| |

Inhibitor May Reduce Mesothelioma Fluid and Prolong Survival


A drug based on a naturally-occurring cell growth inhibitor may boost the effectiveness of chemotherapy against mesothelioma fluid buildup.

The drug, called Endostar, is based on endostatin, a compound derived from human collagen. In the body, endostatin acts as an anti-angiogenic agent, preventing the kind of vascular development that cancer cells need to grow and thrive. By effectively choking off the natural formation of tumor-feeding blood vessels, Endostar aims to ‘starve’ mesothelioma cells and shrink tumors.

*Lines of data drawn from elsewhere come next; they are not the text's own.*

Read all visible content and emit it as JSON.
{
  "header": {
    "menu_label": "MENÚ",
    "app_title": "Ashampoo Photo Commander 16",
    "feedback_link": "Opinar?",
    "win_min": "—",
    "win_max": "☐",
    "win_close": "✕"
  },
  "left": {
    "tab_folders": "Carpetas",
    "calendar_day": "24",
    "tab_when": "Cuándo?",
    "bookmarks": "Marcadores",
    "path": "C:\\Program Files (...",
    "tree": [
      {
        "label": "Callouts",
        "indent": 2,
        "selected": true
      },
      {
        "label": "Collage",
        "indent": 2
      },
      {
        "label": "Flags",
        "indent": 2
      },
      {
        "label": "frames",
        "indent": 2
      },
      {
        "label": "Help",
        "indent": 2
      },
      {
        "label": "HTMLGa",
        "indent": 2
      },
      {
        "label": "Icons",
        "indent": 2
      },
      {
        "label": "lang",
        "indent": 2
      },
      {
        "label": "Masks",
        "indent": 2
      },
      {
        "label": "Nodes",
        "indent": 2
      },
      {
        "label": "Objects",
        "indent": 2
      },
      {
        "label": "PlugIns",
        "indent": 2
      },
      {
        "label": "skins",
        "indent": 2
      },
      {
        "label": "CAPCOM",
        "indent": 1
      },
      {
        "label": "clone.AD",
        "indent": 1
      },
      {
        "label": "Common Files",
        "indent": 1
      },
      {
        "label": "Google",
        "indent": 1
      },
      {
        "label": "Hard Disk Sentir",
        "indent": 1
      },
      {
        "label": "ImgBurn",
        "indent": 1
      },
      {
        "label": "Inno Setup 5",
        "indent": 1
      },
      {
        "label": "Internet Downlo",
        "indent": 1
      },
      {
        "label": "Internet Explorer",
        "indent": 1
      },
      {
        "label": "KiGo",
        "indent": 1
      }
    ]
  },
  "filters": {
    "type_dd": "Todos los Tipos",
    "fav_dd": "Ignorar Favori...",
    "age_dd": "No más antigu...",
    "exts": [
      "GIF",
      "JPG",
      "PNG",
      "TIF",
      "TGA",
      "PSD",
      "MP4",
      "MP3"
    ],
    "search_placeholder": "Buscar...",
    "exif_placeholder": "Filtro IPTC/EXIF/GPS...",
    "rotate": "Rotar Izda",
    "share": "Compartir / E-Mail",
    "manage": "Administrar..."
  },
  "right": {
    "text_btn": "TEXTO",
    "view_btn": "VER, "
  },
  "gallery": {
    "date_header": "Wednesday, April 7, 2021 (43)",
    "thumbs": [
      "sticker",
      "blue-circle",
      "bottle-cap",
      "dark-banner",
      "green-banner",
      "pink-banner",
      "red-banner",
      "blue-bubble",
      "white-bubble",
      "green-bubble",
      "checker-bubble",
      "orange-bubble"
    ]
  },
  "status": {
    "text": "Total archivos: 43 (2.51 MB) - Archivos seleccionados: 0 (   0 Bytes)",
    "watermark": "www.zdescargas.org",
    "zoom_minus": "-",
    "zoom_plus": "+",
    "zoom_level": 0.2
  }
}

In an article detailing a recent Endostar case study, researchers in China report on its ability to relieve one of the most life-limiting symptoms of mesothelioma – excessive fluid buildup. As mesothelioma cells spread across internal membranes, such as the pleura (around the lungs) or peritoneum (lining the abdomen), they can trigger the body to produce excess fluid. As fluid builds up in the pleural and peritoneal cavities, mesothelioma patients may experience pain and discomfort and be unable to draw a deep breath.

To determine whether Endostar’s anti-angiogenic properties would have any effect on pleural and ascetic fluid, the Chinese team administered the drug in combination with a mesothelioma patient’s chemotherapy regimen. The test subject was a 43-year-old man with advanced malignant pleural mesothelioma. Writing in the Italian-based Journal of Chemotherapy, the research team described the patient’s response this way –  “The addition of Endostar to the gemcitabine-cisplatin regimen gave a prompt and significant improvement of clinical symptoms and disappearance of ascites.”

But the news gets even better. Although many mesothelioma patients do not live beyond a year after diagnosis, the patient on the Endostar/chemotherapy combination was still progression-free after 27 months. The results prompted the Chinese researchers to recommend that Endostar be further explored in combination with chemotherapy for mesothelioma, “especially its effect on pleural and ascitic fluid”.

Endostatin was first studied in the U.S. by Boston cancer surgeon Dr. Judah Folkman. Currently, Endostar is only licensed for used in China, where it was approved by the State Food and Drug Administration for the treatment of mesothelioma and other cancers in 2005. According to Cancer Therapy China, the makers of Endostar have engaged in talks with U.S. pharmaceutical firms but no deal has yet been arranged for U.S. distribution.


Chen, X et al, “Recombinant human endostatin (endostar) decreased recurrent ascites, pleural fluid and ascitic VEGF in a case of advanced mesothelioma”, 2012, Journal of Chemotherapy.
Endostar – Antiangiogenesis Therapy, Cancer Therapy China website.